Trust is a Verb
Who can you really trust? It's an interesting question, because it really depends on how you define trust. If your criteria for trust is that a person will never hurt you, let you down, or do something that impacts you negatively, then I think the answer is you can't trust anyone.
In human relationships, the closer we get, the more we open up to each other, and the more comfortable we get exposing our dark side. And part of that dark side includes allowing out some of those immature, reactive behaviors that need to be expressed in a safe place. So, when you think about it, the people who hurt you the most tend to be the people you are closest to.
You could say that your criteria for trusting a person is knowing that you can share the ugliest parts of your dark side and still be loved. But we know that's not necessarily a fail safe policy either. Relationships end and even families separate when the dark side gets too dark.

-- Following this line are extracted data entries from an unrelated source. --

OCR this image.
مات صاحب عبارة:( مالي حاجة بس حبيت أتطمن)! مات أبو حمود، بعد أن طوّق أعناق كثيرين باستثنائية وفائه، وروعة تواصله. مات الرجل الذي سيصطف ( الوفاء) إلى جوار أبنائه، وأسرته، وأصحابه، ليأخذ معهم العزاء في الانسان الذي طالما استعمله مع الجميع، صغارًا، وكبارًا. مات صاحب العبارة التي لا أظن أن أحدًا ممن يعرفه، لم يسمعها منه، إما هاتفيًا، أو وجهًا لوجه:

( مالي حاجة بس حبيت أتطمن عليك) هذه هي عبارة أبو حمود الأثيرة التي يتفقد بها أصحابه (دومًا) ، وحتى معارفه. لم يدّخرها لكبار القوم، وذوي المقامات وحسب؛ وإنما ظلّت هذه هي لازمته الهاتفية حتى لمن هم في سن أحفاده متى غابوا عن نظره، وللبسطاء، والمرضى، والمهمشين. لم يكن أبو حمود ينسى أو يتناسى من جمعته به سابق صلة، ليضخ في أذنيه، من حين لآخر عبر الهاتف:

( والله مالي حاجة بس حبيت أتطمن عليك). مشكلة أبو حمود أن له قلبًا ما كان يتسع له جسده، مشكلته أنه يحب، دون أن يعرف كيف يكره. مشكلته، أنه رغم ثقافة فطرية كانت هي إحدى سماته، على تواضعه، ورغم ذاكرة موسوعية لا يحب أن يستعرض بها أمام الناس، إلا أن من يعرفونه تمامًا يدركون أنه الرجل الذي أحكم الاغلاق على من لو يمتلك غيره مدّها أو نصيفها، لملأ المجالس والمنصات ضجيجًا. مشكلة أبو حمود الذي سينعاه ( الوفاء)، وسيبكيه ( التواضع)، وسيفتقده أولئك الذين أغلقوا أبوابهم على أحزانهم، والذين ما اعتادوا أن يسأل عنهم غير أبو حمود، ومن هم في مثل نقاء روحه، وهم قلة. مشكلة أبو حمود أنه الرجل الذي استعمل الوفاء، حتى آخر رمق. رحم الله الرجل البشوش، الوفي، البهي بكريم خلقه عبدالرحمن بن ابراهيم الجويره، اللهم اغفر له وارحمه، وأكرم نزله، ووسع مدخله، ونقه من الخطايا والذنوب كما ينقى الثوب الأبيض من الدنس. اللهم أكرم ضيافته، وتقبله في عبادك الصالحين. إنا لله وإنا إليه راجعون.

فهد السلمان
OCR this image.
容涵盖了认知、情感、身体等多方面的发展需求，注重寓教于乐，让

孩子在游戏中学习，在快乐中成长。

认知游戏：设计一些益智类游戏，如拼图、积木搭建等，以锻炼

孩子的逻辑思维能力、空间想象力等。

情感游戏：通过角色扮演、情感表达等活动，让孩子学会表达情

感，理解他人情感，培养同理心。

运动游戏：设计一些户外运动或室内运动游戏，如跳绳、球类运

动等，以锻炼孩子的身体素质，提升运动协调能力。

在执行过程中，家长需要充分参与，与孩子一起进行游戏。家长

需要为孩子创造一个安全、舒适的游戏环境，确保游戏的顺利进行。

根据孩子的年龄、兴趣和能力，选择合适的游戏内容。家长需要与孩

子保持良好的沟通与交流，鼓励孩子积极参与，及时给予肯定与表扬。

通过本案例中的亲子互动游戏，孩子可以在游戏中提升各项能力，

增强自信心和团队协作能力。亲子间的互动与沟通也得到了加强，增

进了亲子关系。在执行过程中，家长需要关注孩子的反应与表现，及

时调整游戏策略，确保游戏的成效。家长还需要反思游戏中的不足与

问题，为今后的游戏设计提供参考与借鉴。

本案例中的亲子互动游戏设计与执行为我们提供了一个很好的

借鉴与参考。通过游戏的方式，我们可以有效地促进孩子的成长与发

Trust is a verb. It's a choice to take a chance on someone, and allow them to slip up once in awhile, even if you know you might get hurt. I'm talking about close relationships right now, but this applies everywhere, including at work.
Those controlling micro-managers we all struggle with? Usually that control comes from fear that if they let go, the work will not meet their standards, and it will make them look bad. If they see trust as a privilege, conditional on not making any significant mistakes, they'd continuously prove themselves right. It's simply not possible for the team to produce work that is exactly as the boss has envisionned it. As soon as the boss tries to delegate, and someone makes a mistake, or puts something out that doesn't quite go right, the boss "realizes" that he was right and couldn't trust the team, reacting by jumping in to micro-manage some more.
But if trust is a proactive choice, then a micro-managing boss could change by setting clear standards and choosing to trust the team. That choice is a decision to allow the team to make mistakes, and a willingness to face the consequences if the work produced falls short. That willingness to "take the fall with the team", plants a seed of empowerment, allowing trust to build as the team realizes that now the "buck" stops with all of them. Everyone gets hurt when they don't work together. Eventually it's no longer about the boss, it's about the team, and there is no longer a need to micro-manage.
Trust is not about whether or not you will get hurt, it's about whether or not you have the courage to risk getting hurt, and the humility to forgive in advance the hurts that will ultimately be a part of any strong relationship. It's about accepting that we are all human and we all do our best most of the time. Except when we have no energy left to do our best, and we crash.
Who are you willing to trust?
What do you think will change in your life as a result?